# Iron Legion Homelab Services Stack — Network Architecture

## Ingress Flow
```
[Internet] → [Tailscale mesh] → [MK7: Traefik] → [Target Node: Service Port]
```

## Traefik Role
- **Single entrypoint.** Every HTTP/HTTPS service routes through Traefik on MK7.
- **Tailscale-native.** Traefik binds to `0.0.0.0:80` and `0.0.0.0:443`. No `tailscale serve`.
- **Service discovery via Docker labels.** Each compose service exposes labels that Traefik reads from the Docker socket on MK7.
- **Docker socket access restricted.** Traefik mounts a read-only Docker socket. No other service gets socket access.

## Internal Traffic Patterns
| Source | Destination | Protocol | Port | Notes |
|--------|-------------|----------|------|-------|
| Traefik (MK7) | Any service | HTTP/HTTPS | Varies | Proxied via Tailscale IP |
| Beszel (MK7) | Any node | HTTP | Varies | Agent polls HTTP metrics endpoints (read-only) |
| Prometheus (MK7) | Any node | HTTP | 9100 (node-exporter) | Scrapes node and container metrics |
| Prowlarr (MK7) | Indexer sites | HTTPS | 443 | Outbound only |
| Sonarr/Radarr (MK7) | Prowlarr | HTTP | 9696 | Internal indexer lookup |
| Nextcloud (MK7) | PostgreSQL (MK7) | TCP | 5432 | DB traffic over Tailscale |

## DNS Resolution

| Component | Status | Detail |
|-----------|--------|--------|
| **Technitium (MK7)** | ✅ Deployed | Container running, port 53/5380 open |
| **`*.ai.home` zone** | ⏳ Pending | Not yet configured as authoritative — Tailscale MagicDNS currently handles name resolution |
| **Technitium DNS (MK7)** | ✅ Active | Authoritative `.ai.home` + recursive resolver + ad blocking on port 53. |
| **~~AdGuard Home~~** | ~~Removed~~ | ~~Technitium built-in ad blocking replaces AdGuard~~ |

**Planned Chain (not yet active):**
```
Client → Technitium (local record?) → AdGuard Home (recursive + blocklist) → Upstream (Cloudflare/Quad9)
```

**Current Fallback:** Tailscale MagicDNS provides `*.ai.home` resolution via Tailscale IP addresses.
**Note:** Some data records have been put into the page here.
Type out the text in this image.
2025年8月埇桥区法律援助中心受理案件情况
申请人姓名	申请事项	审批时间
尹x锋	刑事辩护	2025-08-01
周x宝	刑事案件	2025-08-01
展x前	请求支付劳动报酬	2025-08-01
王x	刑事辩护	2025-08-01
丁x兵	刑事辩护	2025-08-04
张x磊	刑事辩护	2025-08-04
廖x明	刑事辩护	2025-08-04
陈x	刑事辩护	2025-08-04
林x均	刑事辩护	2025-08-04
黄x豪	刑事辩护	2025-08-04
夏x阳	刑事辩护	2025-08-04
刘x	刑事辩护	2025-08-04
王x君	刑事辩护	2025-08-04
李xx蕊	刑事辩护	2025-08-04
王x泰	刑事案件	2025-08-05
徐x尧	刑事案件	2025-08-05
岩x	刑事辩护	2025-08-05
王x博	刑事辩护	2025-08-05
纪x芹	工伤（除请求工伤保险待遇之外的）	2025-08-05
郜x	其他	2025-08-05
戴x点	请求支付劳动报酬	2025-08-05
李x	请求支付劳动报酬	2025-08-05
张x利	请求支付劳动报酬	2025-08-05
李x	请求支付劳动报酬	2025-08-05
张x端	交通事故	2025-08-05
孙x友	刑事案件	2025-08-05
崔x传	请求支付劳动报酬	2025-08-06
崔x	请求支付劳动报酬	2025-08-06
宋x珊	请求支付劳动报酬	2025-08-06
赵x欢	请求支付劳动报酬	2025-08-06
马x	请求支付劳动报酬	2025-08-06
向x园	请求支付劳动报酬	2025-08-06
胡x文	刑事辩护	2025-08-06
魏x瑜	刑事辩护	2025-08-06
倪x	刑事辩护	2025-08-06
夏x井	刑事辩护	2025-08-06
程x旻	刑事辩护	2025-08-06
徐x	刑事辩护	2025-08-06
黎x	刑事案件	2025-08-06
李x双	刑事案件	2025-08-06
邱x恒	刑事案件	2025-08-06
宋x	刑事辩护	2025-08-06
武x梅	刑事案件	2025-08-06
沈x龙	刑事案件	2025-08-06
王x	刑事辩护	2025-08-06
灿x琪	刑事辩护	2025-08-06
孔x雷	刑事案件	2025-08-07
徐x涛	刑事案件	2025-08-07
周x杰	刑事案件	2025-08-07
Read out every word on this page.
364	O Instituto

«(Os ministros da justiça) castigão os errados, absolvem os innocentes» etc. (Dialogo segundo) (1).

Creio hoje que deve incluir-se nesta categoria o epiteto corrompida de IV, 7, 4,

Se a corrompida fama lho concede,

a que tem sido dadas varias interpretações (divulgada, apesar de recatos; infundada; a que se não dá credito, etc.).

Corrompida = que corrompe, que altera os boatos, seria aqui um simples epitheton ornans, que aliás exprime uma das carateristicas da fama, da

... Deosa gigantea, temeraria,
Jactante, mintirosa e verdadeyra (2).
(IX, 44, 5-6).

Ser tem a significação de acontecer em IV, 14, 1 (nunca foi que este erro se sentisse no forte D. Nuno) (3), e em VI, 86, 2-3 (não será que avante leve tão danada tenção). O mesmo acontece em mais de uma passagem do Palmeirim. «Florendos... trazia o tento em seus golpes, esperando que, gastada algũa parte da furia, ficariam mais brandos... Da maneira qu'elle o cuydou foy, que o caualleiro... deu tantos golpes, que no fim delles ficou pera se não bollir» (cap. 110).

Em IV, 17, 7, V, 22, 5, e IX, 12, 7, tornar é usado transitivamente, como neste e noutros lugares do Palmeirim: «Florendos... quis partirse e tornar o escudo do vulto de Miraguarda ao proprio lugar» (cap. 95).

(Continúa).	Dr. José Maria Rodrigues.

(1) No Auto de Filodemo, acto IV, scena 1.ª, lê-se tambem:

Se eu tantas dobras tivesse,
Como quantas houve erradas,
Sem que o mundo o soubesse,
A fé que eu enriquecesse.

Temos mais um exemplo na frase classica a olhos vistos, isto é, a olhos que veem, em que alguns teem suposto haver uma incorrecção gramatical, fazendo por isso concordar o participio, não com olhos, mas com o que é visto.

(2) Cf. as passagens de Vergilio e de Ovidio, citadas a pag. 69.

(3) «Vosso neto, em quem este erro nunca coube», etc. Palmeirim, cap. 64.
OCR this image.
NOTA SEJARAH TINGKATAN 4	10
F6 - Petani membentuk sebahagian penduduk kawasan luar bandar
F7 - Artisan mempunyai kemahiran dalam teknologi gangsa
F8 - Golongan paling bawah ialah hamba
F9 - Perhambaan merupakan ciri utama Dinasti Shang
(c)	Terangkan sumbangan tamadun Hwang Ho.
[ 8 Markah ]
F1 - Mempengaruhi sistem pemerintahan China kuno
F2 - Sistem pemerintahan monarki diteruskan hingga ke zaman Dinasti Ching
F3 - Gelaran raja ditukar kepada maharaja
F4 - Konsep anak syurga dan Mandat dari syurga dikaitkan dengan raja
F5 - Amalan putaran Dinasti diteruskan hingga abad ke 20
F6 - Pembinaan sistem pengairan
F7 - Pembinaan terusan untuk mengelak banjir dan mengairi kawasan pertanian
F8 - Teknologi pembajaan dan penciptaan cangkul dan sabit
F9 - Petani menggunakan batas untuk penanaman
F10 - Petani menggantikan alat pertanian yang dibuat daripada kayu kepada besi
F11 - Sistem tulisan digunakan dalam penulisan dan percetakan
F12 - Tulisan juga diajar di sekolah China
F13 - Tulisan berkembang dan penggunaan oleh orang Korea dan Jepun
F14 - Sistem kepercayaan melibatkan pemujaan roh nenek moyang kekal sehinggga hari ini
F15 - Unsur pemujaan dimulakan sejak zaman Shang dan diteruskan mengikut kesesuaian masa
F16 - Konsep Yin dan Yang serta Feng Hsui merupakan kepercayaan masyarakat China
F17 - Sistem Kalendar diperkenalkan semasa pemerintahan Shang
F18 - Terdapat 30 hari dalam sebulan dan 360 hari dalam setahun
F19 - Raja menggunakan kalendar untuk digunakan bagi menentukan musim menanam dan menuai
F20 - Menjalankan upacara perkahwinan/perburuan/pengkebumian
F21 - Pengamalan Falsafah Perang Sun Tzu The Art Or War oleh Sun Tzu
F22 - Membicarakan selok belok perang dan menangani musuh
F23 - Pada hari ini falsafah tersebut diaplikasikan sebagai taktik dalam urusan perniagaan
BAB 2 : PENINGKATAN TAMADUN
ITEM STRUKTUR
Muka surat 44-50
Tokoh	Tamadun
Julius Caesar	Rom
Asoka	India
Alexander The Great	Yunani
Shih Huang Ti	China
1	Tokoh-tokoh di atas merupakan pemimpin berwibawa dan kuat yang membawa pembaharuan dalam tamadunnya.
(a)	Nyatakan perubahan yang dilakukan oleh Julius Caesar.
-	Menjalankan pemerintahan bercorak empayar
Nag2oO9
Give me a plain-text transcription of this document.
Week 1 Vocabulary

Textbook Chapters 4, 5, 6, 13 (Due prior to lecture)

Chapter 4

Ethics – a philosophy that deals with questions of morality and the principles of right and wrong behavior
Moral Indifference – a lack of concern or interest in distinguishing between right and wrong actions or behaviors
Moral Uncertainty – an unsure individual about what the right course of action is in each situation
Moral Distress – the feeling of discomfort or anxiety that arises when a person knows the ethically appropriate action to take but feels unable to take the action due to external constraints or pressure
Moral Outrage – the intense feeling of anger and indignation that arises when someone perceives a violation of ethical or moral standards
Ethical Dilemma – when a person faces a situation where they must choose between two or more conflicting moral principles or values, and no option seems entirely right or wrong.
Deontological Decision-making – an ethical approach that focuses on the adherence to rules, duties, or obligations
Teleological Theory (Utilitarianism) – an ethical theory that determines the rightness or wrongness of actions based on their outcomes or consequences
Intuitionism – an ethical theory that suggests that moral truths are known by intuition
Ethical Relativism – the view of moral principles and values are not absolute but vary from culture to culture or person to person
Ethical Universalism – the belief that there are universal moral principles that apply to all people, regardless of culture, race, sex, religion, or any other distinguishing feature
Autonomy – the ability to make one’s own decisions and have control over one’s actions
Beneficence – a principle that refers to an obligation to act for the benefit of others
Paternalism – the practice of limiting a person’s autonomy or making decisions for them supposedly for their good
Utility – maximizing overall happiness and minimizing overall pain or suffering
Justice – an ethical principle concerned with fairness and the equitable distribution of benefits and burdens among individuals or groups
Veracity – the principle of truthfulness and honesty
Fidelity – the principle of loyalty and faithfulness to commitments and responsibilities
Technitium will assume authority once zone records are populated.

- **AdGuard Home admin UI** runs on port 3000.

## Port Allocation (Reserved)
| Port | Service |
|------|---------|
| 53 | DNS (Technitium / AdGuard) |
| 80/443 | HTTP/S (Traefik) |
| 3000 | Grafana |
| 9090 | Prometheus |
| 9000 | Portainer |
| 8096 | Jellyfin |
| 8989 | Sonarr |
| 7878 | Radarr |
| 9696 | Prowlarr |
| 8080 | Authelia (default) |

## TLS Strategy
- **Internal:** Traefik generates self-signed certs for `*.labs.internal`. Authelia can enforce client-cert if needed.
- **External:** Not applicable per no-Tailscale-funnel constraint. If Bobby later wants public access, Let's Encrypt via DNS challenge (Technitium controls the zone).